The Music in service of visual communication in Jesuit school drama
Abstract
One of the most important element of the Jesuit culture was the school drama, which combines elements of many arts into one synesthethic whole, proved to be a particularly valuable vehicle of artistic, educational and formative persuasion. To achieve its objectives, Jesuit authors applied elements of psychological introspection in their spectacles, in the form of visualisations of individual emotional states as well as solutions to those states that appeared in the course of dramatic action.
Comparing three different kinds of theatrical sources: periochai (action summaries distributed among the audience), libretti and the full music scores (coming almost exclusively from Vienna college), it is possible to discuss the music layer of individual spectacles, especially if by comparing various sources we reconstruct the methodology of encoding musical content, which varies from one group of sources to another, but betrays a rather logical general strategy.

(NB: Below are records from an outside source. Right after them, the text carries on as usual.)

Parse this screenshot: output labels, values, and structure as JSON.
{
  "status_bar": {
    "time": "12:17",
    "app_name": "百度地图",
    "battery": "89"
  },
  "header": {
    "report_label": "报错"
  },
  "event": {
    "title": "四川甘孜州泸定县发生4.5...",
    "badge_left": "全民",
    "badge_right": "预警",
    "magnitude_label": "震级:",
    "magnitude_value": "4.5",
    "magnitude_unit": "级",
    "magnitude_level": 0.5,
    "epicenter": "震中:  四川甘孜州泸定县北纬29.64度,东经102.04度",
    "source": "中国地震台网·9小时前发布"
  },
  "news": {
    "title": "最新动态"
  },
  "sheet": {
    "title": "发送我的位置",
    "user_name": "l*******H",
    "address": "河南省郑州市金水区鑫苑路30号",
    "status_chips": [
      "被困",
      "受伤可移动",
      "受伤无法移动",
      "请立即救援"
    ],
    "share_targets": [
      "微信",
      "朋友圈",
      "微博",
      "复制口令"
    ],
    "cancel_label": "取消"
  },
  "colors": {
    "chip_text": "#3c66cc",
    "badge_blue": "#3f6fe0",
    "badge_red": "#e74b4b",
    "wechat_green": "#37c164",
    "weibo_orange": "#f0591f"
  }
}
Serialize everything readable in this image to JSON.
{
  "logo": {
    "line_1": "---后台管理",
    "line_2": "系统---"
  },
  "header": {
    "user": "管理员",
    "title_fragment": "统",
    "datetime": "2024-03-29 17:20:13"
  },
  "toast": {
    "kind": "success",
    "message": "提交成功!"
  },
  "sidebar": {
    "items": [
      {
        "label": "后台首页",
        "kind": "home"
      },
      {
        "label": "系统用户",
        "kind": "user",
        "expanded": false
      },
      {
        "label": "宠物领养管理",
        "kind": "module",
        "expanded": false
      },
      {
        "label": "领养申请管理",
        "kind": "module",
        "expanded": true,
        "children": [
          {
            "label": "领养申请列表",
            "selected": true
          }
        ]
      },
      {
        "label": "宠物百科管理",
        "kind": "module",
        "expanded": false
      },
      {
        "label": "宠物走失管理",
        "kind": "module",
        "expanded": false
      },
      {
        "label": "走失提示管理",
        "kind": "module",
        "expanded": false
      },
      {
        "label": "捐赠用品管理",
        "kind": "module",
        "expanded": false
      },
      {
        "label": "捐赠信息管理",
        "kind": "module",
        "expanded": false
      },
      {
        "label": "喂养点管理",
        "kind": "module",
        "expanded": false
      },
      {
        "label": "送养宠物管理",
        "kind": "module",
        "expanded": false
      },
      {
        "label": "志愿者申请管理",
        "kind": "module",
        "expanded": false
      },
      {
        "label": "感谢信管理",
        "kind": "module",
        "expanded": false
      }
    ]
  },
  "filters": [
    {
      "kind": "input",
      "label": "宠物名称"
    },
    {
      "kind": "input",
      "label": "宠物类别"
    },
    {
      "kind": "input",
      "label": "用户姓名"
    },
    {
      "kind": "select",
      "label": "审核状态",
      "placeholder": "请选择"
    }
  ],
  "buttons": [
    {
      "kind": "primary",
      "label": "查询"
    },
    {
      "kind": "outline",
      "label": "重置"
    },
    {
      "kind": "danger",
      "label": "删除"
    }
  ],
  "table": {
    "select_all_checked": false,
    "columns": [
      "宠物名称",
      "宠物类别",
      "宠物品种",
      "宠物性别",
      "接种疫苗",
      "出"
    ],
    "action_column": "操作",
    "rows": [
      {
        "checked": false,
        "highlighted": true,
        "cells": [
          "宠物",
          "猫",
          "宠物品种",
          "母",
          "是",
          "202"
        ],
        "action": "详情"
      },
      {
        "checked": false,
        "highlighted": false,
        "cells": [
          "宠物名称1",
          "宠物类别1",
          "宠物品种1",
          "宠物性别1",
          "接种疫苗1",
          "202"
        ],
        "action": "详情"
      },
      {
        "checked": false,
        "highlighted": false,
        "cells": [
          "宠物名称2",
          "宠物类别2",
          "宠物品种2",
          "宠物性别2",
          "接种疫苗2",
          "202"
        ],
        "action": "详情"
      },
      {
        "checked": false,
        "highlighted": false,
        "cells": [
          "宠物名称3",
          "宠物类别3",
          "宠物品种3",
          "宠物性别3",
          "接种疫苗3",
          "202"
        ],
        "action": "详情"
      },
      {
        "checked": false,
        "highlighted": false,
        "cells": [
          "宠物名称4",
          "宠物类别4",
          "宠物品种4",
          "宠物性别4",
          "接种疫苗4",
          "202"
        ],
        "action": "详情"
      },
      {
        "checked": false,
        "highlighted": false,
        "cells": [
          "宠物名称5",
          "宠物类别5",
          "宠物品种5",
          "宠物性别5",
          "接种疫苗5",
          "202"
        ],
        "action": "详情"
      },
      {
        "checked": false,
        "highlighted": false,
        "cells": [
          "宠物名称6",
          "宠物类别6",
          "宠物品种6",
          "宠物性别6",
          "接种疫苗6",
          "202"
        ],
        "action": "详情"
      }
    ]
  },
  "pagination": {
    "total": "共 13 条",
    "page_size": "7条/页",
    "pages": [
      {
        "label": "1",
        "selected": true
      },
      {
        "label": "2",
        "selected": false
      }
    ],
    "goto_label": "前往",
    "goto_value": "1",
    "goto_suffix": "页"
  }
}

The paper discuss how and in which way the music was used as a support of the visual communication in the spectacles played in central-European Jesuit colleges, concerning the topic of the overseas missions of the Society. For instance, the sections referred in the periochai as the choruses are actually extensive scenes consisting of a dozen or more episodes and musically completely independent. Where musical sequences are incorporated into the main action of the drama, they are shorter and complementary to the recited sections of the libretto.